存在の科学と生きる技術『超越瞑想』

第二部「生命」より


生命とはどのようなものかを説明するのに、例をあげてみましょう。

私たちは、水素や酸素が気体であることを知っています。

また、これらの気体が化合してH₂Oとなると、水ができるということもよく知っています。

気体が水になったのですが、本質的な構成要素であるHとOは元と同じ水素と酸素です。

水が凍って氷になるときも、性質は変化しますが、構成要素は変化しません。

液体の水が固体の氷になります。

透明な水が不透明な氷になります。

しかし、このような変化にもかかわらず、本質的な構成要素である水素と酸素は変化しません。

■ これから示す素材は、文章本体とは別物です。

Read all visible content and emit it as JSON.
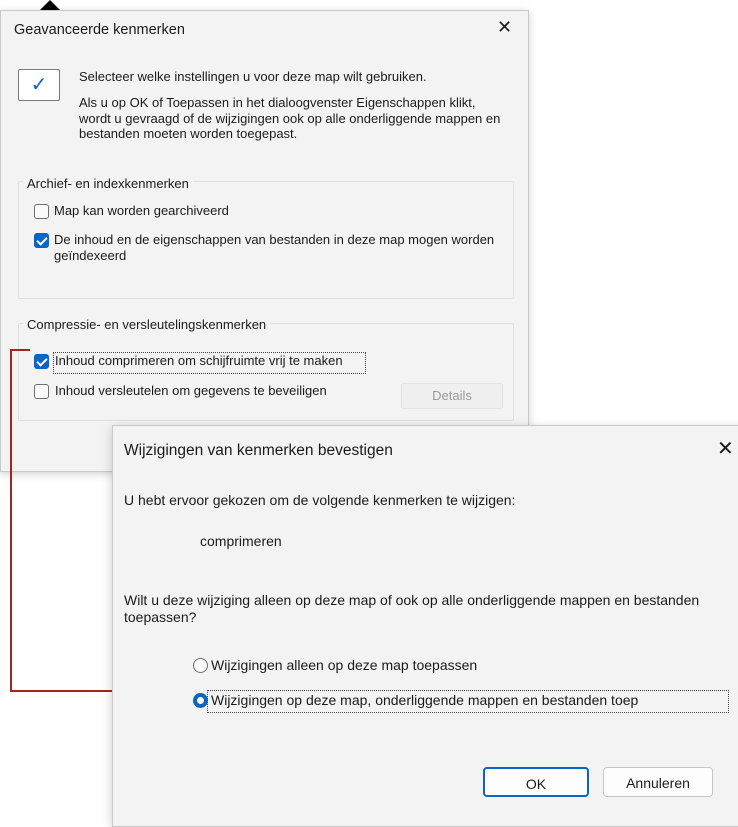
{
  "dialog1": {
    "title": "Geavanceerde kenmerken",
    "close_glyph": "✕",
    "intro_line1": "Selecteer welke instellingen u voor deze map wilt gebruiken.",
    "intro_line2": "Als u op OK of Toepassen in het dialoogvenster Eigenschappen klikt, wordt u gevraagd of de wijzigingen ook op alle onderliggende mappen en bestanden moeten worden toegepast.",
    "group_archive": {
      "label": "Archief- en indexkenmerken",
      "items": [
        {
          "label": "Map kan worden gearchiveerd",
          "checked": false
        },
        {
          "label": "De inhoud en de eigenschappen van bestanden in deze map mogen worden geïndexeerd",
          "checked": true
        }
      ]
    },
    "group_compress": {
      "label": "Compressie- en versleutelingskenmerken",
      "items": [
        {
          "label": "Inhoud comprimeren om schijfruimte vrij te maken",
          "checked": true
        },
        {
          "label": "Inhoud versleutelen om gegevens te beveiligen",
          "checked": false
        }
      ],
      "details_button": "Details"
    }
  },
  "dialog2": {
    "title": "Wijzigingen van kenmerken bevestigen",
    "close_glyph": "✕",
    "line1": "U hebt ervoor gekozen om de volgende kenmerken te wijzigen:",
    "attribute": "comprimeren",
    "question": "Wilt u deze wijziging alleen op deze map of ook op alle onderliggende mappen en bestanden toepassen?",
    "options": [
      {
        "label": "Wijzigingen alleen op deze map toepassen",
        "selected": false
      },
      {
        "label": "Wijzigingen op deze map, onderliggende mappen en bestanden toep",
        "selected": true
      }
    ],
    "ok_button": "OK",
    "cancel_button": "Annuleren"
  },
  "colors": {
    "accent": "#0b65c4",
    "connector": "#a12622",
    "dialog_bg": "#f3f3f3"
  }
}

同じ元素が異なる状態の中にみいだされるのですが、それらは異なる性質をもって現れ、異なる現象を生み出しています。

 

それはちょうど一人の人間が、舞台の上では俳優として、競技場では運動選手として、学校では学生として、マーケットでは買い物客としてあらわれるのに似ています。

 

裁判官は、法廷に座る時には裁判官の服を着ますが、クラブに出かけるときはクラブ用の服を着ます。

また、家にいるときには外出着とは違うものを身につけます。

そして夜、就寝するときにはまた別のものに着替えます。

服装はさまざまに変わりますが、人は変わりません。

ほかの人たちから呼びかけられるときにも、いろいろな名前で呼ばれますが、その人はいつも同じ人です。

 

これと同じように、宇宙の万物のさまざまな形態や現象は、すべて異なる性質をもっています。

どの二つの形態をとってみても、完全に同じということはありません。

同じ形のものであっても、時間の経過とともに変わっていきます。

しかし、このような被造界の絶えず変化する現象の根底にある真実は、いつも同一の、永遠で不変の絶対「存在」なのです。

ー中略ー

生命の三つの面はココナッツの実に例えることができます。

ココナッツの実の外側の部分は硬い殻からできています。

その殻の下に実のもっとも微妙な部分があります。

つまり乳液が固まって一つの層になった胚乳があります。

胚乳のそのまた奥には、ココナッツのエッセンスともいいうべき純粋な乳液があります。

このように、純粋な乳液が固まって胚乳の層に変化し、さらにその周りの硬い殻の層となって、実の貴重な内面を保護するようになっているのです。

 

同様に、個人の生命においても、そのエッセンス、つまり乳液にあたるのが内に隠れた絶対「存在]であるのです。

そして、生命のこの超越面が形をとって外に現れているのが、自我、理知、心、五感であるのです。

このような生命のさまざまな微妙な状態が、人間の内側、つまり胚乳にあたる生命の主観面を構成しています。

生命の主観面は生命の客観面とは異なっています。

生命の客観面とは、さまざまな部分からなる肉体、殻にあたる生命の外面のさまざまな部分のことです。

 

生命を全体的に理解するためには、その超越面と主観面と客観面を考察しなくてはなりません。

これら三つの観点から個別実存をはっきり理解することに成功すれば、そのとき私たちは生命の全範囲を理解したことになるでしょう。